“It’s exciting for those of us who are looking at potential ways to treat allergic diseases,” says Thomas Casale, an allergist and immunologist at the University of South Florida in Tampa who wasn’t connected to the study.
Allergies stem from mistaken identity, when some of our immune cells respond to benign substances—known as allergens—that include pollen, mold spores, and certain foods.
Researchers know that the culprits that touch off allergic symptoms belong to a group of T cells known as TH2 cells.
But not all TH2 cells are culpable.
Some guard us against parasites and other invaders.
Sorting the beneficial TH2 cells from the rogues has proved difficult, however.
In the new study, researchers led by T cell biologist Erik Wambre and immunologist William Kwok of the Benaroya Research Institute at Virginia Mason in Seattle, Washington, obtained blood samples from patients who were sensitive to pollen from alder trees, a common cause of winter and spring allergies.
An allergic patient’s TH2 cells recognize and respond to an allergen because they carry receptor, proteins that match allergen molecules.
To tag immune cells carrying receptors for alder pollen, the team added customized fluorescent proteins known as MHCII tetramers to the patients’ blood samples.
Along with receptors, TH2 cells are dotted with marker proteins.
Like sports fans wearing their favorite team’s jersey, immune cells proclaim their identity with these marker proteins.
The researchers analyzed the tagged cells to determine their combination of markers. Compared with other TH2 cells, one group sported more copies of two marker proteins and fewer copies of four others.

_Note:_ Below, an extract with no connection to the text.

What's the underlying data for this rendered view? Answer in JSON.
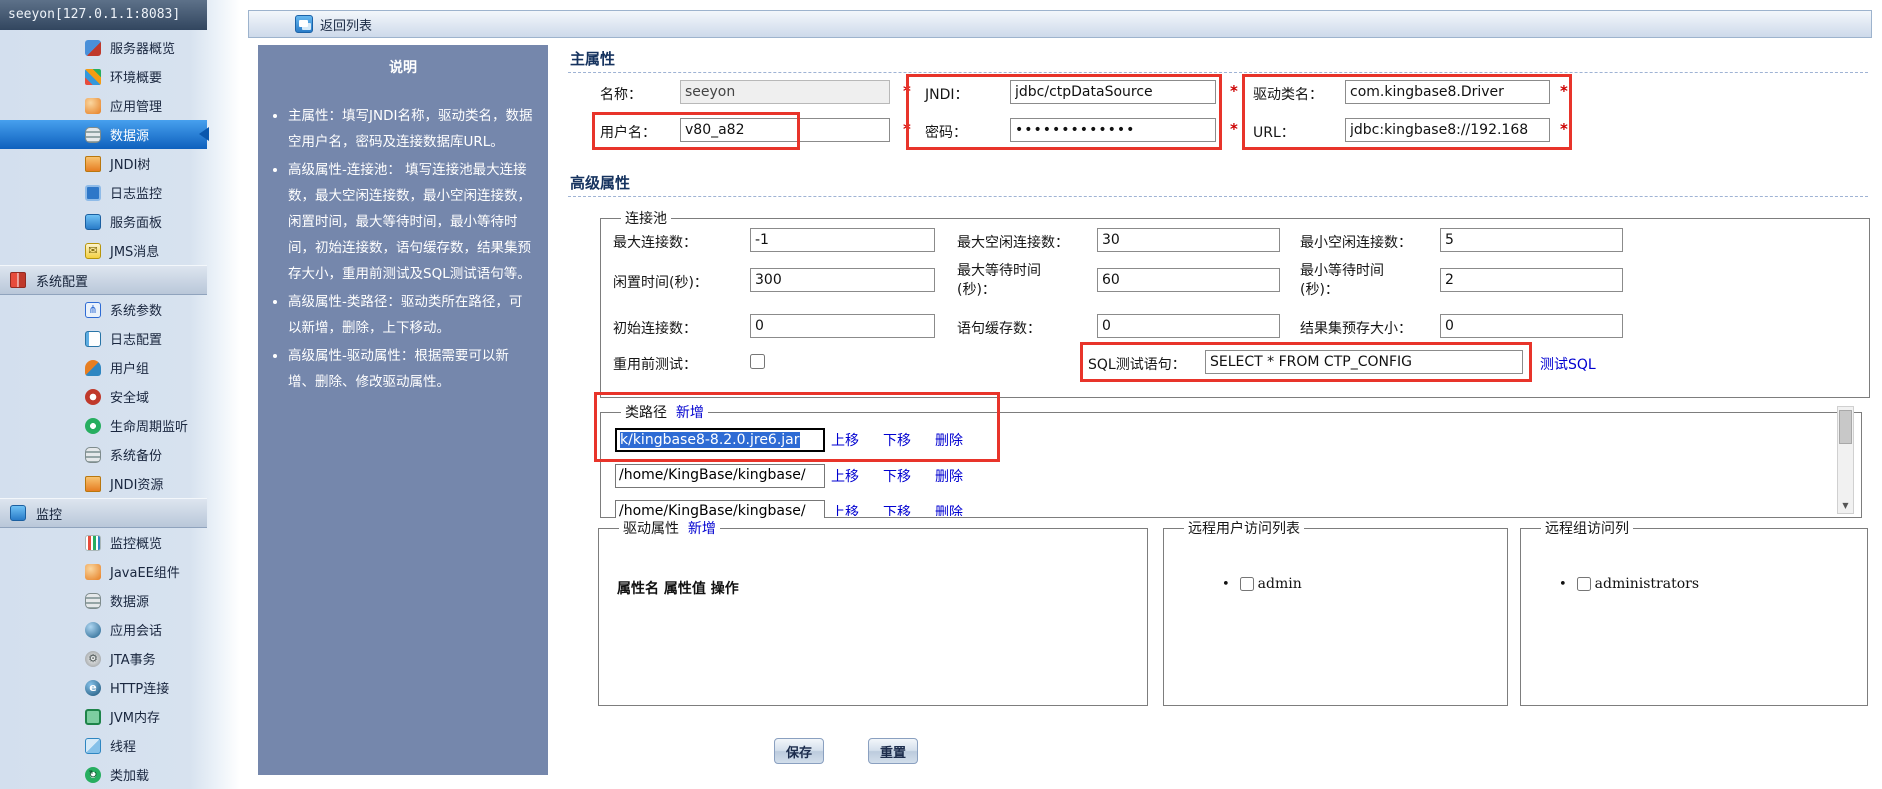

Although none of the proteins was exclusive to the cells, together they provided a signature for this clique of TH2 cells, which the researchers dubbed TH2A cells.
T cells can sometimes shift identifies, but the researchers found that TH2A cells remained distinct, even after several cellular generations.
“When these cells are born, they are born to be pathogenic,” Wambre says.
As they report online today in Science Translational Medicine, Wambre, Kwok, and colleagues found that the cells were abundant in the blood of patients with allergies to a variety of triggers, including grass pollen and house dust mites.
But they were absent from the blood of people who weren’t sensitive.
The team also tested patients undergoing an experimental treatment called oral immunotherapy to alleviate their peanut allergies.
Over about 20 weeks, the participants receive larger and larger doses of allergy inducing peanut proteins, and this repeated exposure eventually allows them to tolerate peanuts.
“We saw a dramatic decrease in TH2A cells after the success of the treatment,” Wambre says.
The number of these cells in the patients that reacted to peanuts fell by about 90%.
Kwok says that the evidence he and his colleagues have accumulated suggests that “people with allergies make this specific subset of T cells that probably lead to allergic symptoms.”
The work could ultimately benefit patients through new treatments and better ways to monitor the disease, says immunologist Andrew Luster of Massachusetts General Hospital in Charlestown.
For example, he notes, scientists could assess trials of oral immunotherapy—which attempts to quell patients’ allergies with edible doses of food allergens—by tracking which treatments were eliminating TH2A cells.
Another option, Kwok adds, is that if researchers can determine what molecular signals steer certain T cells to become TH2A cells, they may be able to develop ways to prevent formation of the cells.
If researchers succeed in that, they might also prevent a lot of sniffling and scratching.